Der Internationale Strafgerichtshof hat den Dschihadisten Ahmad Al Faqi al Mahdi für die Zerstörung von Unesco-Weltkulturerbe in Mali zu neun Jahren Gefängnis verurteilt. Das Gericht sprach ihn am Dienstag in Den Haag der Kriegsverbrechen schuldig. Al Mahdi hatte 2012 die Attacken auf die Monumente geleitet und war selbst aktiv daran beteiligt, urteilten die Richter.

Es ist das erste Urteil des Weltstrafgerichtes zur Zerstörung von Kulturgütern. Nach internationalem Strafrecht ist das ein Kriegsverbrechen. Al Mahdi hatte die Tat gestanden. Im Sommer 2012 hatte die Dschihadisten-Miliz Ansar Dine, die mit Al-Kaida verbündet ist, die Wüstenstadt Timbuktu im westafrikanischen Mali überrannt und neun mittelalterliche Heiligengräber und eine Moschee zerstört. Weltweit war das Entsetzen groß.

Der auch als Abu Tourab bekannte Angeklagte war Leiter der Moralpolizei der Dschihadisten und hatte die Zerstörung geleitet. Mit Videos hatte die Anklage im Gerichtssaal bewiesen, dass Al Mahdi selbst auch mit der Axt auf die alten Mauern aus Lehm und Steinen eingeschlagen hatte. Damals hatte er die Tat als „Verteidigung des wahren Islam“ gegen falsche Heiligenverehrung gerechtfertigt.

Unesco lobt das Urteil

Das Urteil des Weltstrafgerichts sei ein entscheidender Schritt, um die Straffreiheit für die Zerstörung von Kulturerbe zu beenden, teilte die Unesco, die Kulturorganisation der Vereinten Nationen, mit. Der Schutz von Kulturerbe sei zu einem wichtigen Sicherheitsthema geworden, das nicht vom Schutz von Menschenleben getrennt werden könne.

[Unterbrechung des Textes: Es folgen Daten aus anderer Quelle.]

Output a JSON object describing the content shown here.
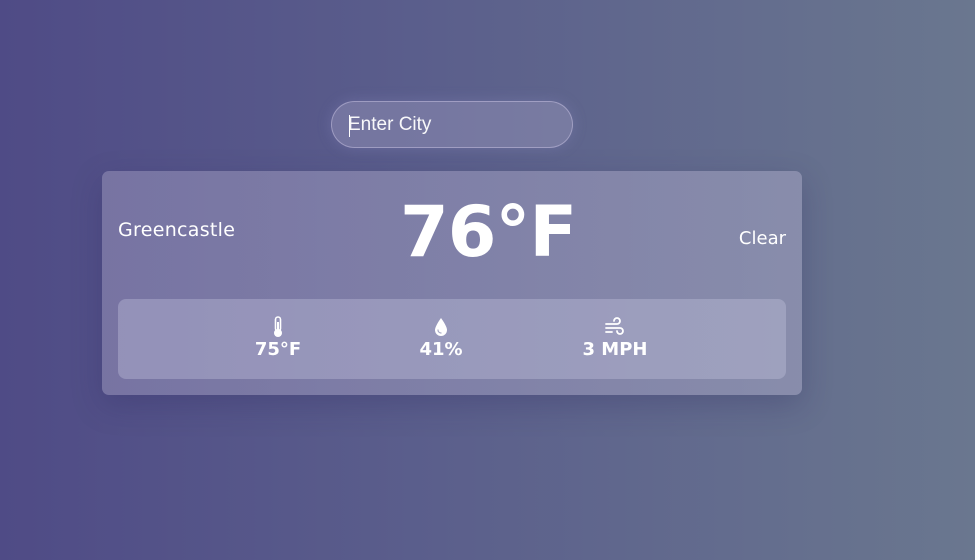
{
  "search": {
    "placeholder": "Enter City",
    "value": ""
  },
  "weather": {
    "city": "Greencastle",
    "temperature": "76°F",
    "clear_label": "Clear",
    "details": {
      "feels_like": "75°F",
      "humidity": "41%",
      "wind": "3 MPH"
    }
  },
  "icons": {
    "feels_like": "thermometer-icon",
    "humidity": "droplet-icon",
    "wind": "wind-icon"
  },
  "colors": {
    "text": "#ffffff",
    "background_start": "#4f4b86",
    "background_end": "#6a778f"
  }
}
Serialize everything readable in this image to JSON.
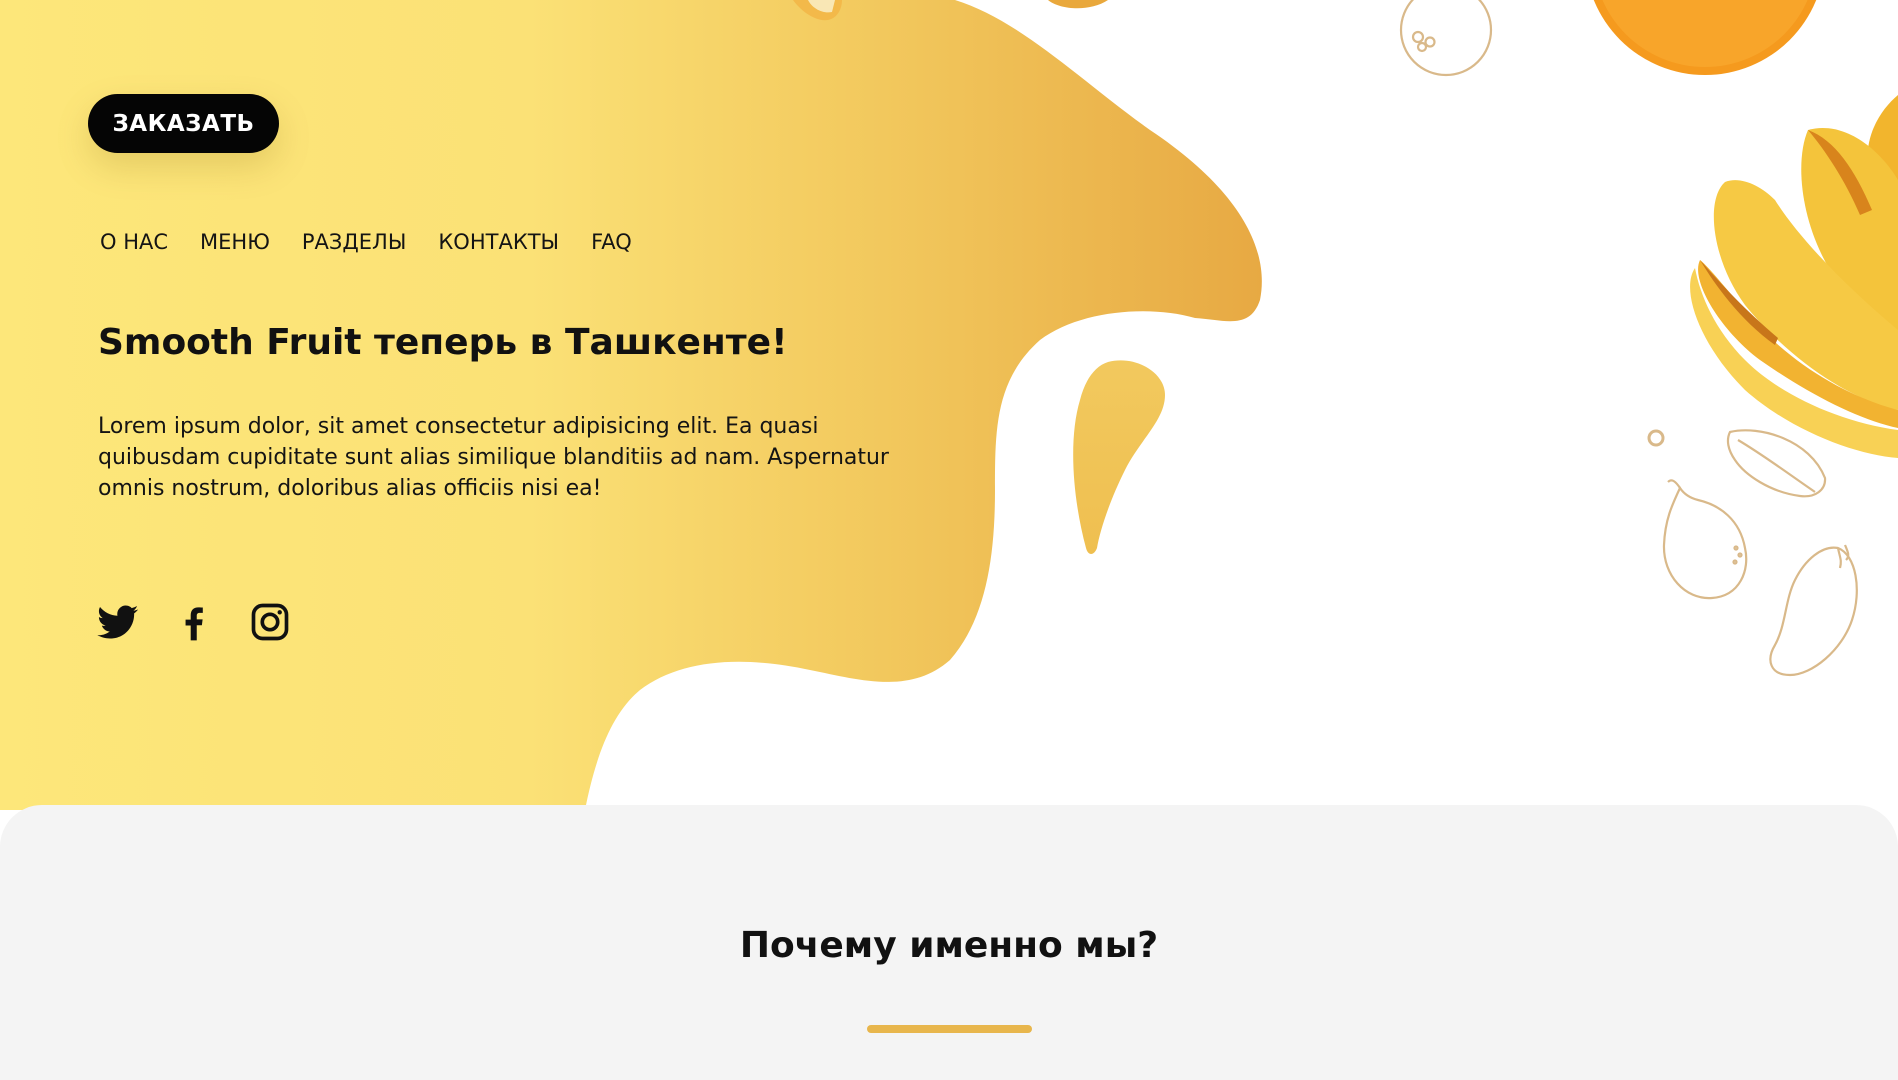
{
  "header": {
    "order_button_label": "ЗАКАЗАТЬ",
    "nav": [
      {
        "label": "О НАС"
      },
      {
        "label": "МЕНЮ"
      },
      {
        "label": "РАЗДЕЛЫ"
      },
      {
        "label": "КОНТАКТЫ"
      },
      {
        "label": "FAQ"
      }
    ]
  },
  "hero": {
    "title": "Smooth Fruit теперь в Ташкенте!",
    "text": "Lorem ipsum dolor, sit amet consectetur adipisicing elit. Ea quasi quibusdam cupiditate sunt alias similique blanditiis ad nam. Aspernatur omnis nostrum, doloribus alias officiis nisi ea!"
  },
  "social": {
    "icons": [
      "twitter-icon",
      "facebook-icon",
      "instagram-icon"
    ]
  },
  "why_section": {
    "title": "Почему именно мы?"
  },
  "colors": {
    "yellow_light": "#fde77a",
    "yellow_dark": "#e8aa46",
    "accent_underline": "#e8b64c",
    "button_bg": "#050505",
    "section_bg": "#f4f4f4"
  }
}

„Absichtliche Angriffe auf die Kultur sind Kriegswaffen in einer weltweiten Strategie der kulturellen Säuberung“, hieß es weiter. „Im Kontext wiederholter Gewalt gegen Menschen und ihr Erbe ist dieses Urteil des Internationalen Strafgerichtshofs ein Schlüsselelement der breiteren Antwort auf gewalttätigen Extremismus, sagte Unesco-Chefin Irina Bokowa.